Nowhere is this seen more than in the generational differences in household wealth which are underpinned by property values. Mortgage-free older generations are now faced with their children and grandchildren struggling to buy or rent an affordable property. These divisions are exacerbated by a taxation system which disproportionately penalises young people by being heavily skewed towards income taxes. These are paid by the working generations who are also paying significant social security contributions to fund the very generous pensions of their parents and grandparents. This is not a sustainable social contract.
Across the EU27 taxes on earned income account for 20% of total GDP, while taxes earned on property account for just 1.9%. Taxes on property account for only 4.7% of total taxation across the EU27 (European Commission 2025).
For the centre–right this issue may require significant political trade-offs to be made. The traditional approach has been to try to increase the affordable housing supply for young people, including by providing direct financial support to younger generations to buy a home. However, this approach has only had a limited impact and—in some cases—may have just further stimulated housing inflation.

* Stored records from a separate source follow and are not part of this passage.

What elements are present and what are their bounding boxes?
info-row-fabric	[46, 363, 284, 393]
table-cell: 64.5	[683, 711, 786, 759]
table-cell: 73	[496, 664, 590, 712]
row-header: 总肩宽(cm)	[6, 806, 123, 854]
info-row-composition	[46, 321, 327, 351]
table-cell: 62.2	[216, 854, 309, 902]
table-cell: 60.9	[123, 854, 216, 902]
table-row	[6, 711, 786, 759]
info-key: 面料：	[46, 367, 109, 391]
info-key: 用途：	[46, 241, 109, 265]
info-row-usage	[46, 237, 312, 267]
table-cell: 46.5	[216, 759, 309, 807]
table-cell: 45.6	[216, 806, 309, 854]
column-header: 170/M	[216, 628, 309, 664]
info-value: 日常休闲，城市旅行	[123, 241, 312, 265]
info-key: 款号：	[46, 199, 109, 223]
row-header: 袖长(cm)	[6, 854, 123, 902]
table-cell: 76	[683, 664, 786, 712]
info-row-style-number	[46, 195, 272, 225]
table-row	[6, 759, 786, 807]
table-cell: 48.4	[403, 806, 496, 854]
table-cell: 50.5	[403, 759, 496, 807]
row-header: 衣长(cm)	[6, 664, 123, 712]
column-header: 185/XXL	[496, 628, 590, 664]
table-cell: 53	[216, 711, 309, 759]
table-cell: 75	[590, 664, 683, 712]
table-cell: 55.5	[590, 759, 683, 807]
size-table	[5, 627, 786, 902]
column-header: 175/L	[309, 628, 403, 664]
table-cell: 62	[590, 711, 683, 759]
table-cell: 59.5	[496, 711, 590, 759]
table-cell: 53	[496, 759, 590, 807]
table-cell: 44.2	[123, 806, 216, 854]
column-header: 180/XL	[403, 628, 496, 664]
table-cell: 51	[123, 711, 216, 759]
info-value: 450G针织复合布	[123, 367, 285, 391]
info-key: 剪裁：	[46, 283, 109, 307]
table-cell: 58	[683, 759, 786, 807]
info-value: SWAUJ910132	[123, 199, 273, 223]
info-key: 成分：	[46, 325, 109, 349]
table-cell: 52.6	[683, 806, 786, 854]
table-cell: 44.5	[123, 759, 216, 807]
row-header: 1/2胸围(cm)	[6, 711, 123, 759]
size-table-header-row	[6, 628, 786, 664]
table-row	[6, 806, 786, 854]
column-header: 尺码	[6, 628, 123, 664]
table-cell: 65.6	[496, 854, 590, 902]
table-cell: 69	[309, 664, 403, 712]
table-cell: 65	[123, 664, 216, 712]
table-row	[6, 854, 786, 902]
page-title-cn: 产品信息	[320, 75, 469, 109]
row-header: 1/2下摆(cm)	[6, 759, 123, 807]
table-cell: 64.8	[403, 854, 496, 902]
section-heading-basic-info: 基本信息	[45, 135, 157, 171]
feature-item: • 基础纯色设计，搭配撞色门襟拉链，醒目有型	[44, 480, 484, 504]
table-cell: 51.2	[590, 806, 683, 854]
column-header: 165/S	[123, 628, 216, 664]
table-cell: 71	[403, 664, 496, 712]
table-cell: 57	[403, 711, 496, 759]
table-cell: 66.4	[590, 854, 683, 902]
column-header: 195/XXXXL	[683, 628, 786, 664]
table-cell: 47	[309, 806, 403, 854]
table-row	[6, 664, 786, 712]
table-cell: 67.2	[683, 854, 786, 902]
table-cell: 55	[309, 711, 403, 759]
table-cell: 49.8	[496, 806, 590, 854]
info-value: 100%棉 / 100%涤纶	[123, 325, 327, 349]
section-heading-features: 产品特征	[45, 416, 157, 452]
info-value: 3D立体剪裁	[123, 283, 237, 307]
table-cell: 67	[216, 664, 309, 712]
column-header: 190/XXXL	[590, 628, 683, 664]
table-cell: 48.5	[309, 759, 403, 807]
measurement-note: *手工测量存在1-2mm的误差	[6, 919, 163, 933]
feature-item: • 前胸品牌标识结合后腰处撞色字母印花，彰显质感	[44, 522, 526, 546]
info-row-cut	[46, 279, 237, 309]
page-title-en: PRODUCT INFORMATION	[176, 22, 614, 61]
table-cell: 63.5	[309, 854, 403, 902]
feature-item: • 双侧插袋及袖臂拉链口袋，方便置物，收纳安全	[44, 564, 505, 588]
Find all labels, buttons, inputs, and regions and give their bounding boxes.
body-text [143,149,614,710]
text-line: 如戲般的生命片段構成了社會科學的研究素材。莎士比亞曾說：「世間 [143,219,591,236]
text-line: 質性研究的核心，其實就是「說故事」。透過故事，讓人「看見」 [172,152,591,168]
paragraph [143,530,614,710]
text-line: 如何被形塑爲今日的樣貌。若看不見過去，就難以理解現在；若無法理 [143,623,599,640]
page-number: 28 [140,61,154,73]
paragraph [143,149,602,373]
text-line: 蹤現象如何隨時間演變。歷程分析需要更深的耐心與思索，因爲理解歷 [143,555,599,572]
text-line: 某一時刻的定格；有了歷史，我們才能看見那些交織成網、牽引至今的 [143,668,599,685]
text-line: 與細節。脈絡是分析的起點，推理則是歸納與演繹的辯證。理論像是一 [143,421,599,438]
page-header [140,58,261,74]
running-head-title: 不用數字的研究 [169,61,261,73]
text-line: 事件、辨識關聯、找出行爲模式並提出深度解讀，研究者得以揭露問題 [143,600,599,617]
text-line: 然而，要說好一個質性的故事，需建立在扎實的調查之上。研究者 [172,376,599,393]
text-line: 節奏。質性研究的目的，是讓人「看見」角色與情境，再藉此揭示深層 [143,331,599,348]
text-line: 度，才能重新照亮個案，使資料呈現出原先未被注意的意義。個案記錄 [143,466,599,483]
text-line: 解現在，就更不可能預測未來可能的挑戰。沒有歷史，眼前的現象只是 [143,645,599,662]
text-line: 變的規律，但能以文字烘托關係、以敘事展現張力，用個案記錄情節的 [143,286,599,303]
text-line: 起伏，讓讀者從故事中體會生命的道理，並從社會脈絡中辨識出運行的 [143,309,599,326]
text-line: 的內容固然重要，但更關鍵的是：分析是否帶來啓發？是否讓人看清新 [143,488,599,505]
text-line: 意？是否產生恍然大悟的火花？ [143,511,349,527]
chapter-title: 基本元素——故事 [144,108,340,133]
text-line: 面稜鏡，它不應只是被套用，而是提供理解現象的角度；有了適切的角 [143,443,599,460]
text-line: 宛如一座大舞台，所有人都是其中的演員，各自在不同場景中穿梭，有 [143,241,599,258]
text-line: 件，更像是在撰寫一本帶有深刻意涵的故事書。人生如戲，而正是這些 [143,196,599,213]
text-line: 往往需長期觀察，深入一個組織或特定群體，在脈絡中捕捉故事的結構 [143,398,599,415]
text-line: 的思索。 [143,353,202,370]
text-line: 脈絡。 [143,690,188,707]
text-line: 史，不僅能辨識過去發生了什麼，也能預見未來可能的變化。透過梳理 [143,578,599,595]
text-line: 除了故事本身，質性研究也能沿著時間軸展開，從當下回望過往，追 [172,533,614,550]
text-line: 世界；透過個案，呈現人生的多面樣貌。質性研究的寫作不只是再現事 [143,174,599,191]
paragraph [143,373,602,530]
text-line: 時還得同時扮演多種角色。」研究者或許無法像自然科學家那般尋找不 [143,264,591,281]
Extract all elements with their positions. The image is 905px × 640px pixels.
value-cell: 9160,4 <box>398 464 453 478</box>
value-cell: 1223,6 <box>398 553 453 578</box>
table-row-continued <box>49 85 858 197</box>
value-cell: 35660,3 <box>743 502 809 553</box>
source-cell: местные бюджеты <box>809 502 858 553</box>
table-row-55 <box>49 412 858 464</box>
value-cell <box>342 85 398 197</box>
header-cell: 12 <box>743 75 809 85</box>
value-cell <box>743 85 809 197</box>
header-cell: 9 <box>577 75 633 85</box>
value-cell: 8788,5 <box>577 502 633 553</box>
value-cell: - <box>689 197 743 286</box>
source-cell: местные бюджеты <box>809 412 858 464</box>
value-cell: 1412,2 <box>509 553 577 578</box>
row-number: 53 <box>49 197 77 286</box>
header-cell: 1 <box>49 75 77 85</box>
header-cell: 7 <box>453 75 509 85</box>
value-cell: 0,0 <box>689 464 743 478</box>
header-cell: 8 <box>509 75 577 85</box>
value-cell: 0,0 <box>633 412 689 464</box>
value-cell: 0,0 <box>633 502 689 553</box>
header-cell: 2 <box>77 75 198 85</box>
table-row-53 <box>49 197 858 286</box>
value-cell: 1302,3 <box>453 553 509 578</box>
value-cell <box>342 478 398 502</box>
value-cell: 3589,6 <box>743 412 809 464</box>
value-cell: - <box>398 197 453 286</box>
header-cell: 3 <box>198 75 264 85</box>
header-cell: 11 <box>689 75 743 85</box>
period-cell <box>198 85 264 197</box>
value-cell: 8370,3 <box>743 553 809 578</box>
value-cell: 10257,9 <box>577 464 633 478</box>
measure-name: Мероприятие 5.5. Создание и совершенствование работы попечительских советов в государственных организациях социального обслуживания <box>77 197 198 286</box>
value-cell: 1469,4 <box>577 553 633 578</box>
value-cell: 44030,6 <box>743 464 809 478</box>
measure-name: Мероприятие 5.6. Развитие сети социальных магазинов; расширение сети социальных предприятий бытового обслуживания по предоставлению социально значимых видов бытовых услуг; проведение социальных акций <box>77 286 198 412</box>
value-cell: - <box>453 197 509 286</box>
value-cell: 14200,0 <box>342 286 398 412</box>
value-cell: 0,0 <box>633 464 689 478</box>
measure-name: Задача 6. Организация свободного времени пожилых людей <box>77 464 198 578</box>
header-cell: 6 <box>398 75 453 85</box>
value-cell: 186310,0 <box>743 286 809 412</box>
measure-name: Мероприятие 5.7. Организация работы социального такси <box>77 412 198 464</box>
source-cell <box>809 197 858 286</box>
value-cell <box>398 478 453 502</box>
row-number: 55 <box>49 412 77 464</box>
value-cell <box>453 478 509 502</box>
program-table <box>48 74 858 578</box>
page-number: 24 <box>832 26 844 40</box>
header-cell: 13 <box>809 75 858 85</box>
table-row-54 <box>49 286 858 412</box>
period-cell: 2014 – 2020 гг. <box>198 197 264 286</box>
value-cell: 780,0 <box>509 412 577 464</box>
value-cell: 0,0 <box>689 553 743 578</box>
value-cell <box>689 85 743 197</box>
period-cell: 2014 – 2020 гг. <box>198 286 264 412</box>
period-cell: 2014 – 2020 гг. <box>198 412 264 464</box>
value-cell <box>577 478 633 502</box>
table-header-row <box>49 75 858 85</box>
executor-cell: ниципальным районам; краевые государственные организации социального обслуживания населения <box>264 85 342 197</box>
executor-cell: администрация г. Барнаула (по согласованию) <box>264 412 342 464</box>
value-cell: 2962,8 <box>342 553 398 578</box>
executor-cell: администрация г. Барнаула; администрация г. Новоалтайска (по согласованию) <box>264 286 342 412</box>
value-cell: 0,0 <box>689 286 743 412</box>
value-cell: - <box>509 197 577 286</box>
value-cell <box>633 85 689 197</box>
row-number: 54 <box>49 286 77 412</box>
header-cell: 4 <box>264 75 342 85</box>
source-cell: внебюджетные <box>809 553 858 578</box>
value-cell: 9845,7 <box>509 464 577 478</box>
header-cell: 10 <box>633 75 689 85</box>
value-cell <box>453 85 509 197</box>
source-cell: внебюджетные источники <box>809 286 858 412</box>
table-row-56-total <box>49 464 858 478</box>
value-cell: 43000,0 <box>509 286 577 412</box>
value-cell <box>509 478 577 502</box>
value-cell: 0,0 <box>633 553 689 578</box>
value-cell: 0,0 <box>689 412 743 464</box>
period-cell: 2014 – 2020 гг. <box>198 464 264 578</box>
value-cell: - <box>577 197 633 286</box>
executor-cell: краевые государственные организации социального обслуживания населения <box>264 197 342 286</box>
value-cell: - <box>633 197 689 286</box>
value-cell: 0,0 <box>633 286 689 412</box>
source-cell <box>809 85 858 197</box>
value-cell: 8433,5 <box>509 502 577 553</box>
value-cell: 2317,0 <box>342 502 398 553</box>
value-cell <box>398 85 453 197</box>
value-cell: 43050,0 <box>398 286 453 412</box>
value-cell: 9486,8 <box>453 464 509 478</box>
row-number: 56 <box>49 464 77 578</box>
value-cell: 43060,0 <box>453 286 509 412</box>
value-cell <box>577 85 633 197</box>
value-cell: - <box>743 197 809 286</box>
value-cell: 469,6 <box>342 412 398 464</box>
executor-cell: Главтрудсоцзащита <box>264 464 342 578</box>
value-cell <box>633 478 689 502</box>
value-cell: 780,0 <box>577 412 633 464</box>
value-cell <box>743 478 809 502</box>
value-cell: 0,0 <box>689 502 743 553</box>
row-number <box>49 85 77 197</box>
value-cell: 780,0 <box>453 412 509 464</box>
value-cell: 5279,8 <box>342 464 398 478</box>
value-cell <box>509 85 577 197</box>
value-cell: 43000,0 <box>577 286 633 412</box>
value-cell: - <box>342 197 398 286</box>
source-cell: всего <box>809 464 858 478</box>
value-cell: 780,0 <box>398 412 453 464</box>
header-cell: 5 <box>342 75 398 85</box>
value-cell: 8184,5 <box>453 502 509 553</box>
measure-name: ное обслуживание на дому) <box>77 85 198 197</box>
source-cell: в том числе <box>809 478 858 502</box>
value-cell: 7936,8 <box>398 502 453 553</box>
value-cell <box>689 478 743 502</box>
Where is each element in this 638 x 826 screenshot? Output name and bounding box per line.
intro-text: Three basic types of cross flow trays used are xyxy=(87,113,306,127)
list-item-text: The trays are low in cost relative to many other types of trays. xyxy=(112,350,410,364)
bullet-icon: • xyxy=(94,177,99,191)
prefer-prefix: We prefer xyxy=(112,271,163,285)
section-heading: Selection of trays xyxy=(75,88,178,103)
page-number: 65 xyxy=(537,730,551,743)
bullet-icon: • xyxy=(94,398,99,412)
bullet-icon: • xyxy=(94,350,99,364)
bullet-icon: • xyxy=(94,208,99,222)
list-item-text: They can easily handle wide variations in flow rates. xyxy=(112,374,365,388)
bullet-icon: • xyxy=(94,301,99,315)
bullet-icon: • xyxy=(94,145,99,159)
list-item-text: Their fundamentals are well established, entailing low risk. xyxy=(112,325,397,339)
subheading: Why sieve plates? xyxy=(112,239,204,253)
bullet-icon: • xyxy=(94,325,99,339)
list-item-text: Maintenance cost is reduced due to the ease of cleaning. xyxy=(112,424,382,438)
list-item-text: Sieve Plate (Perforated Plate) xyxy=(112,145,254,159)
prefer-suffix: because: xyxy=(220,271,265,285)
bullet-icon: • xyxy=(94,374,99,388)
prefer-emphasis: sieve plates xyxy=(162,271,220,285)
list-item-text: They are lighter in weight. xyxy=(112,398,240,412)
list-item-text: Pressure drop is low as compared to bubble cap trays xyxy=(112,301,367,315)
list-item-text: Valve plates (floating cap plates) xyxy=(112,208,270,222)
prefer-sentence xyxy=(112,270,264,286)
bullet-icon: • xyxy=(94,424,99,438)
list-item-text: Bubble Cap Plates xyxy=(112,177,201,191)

The reality is that housing’s structural imbalances are becoming so pronounced that the centre–right must deal with its most inconvenient truth—the fact that its most important voter group (older and retired people, who mostly live mortgage free) needs to contribute towards ensuring a more sustainable economic model for their children. Addressing this issue will not be an easy task, but if it is not addressed it is one that will ensure that the support for centrist political parties among young people continues to decline as these voters become radicalised.
Conclusion
The political consequences of soaring house prices across Europe are now clear. They are a prime driver of deepening intergenerational inequalities and are feeding a sense of hopelessness among younger generations. This article utilises the experiences of Italy and Ireland to highlight how political failures to combat intergenerational housing inequalities have contributed to the rapid disaffection of huge segments of the population. In this context, this article identifies three inconvenient truths that Europe’s centrist political parties need to face before real progress can occur.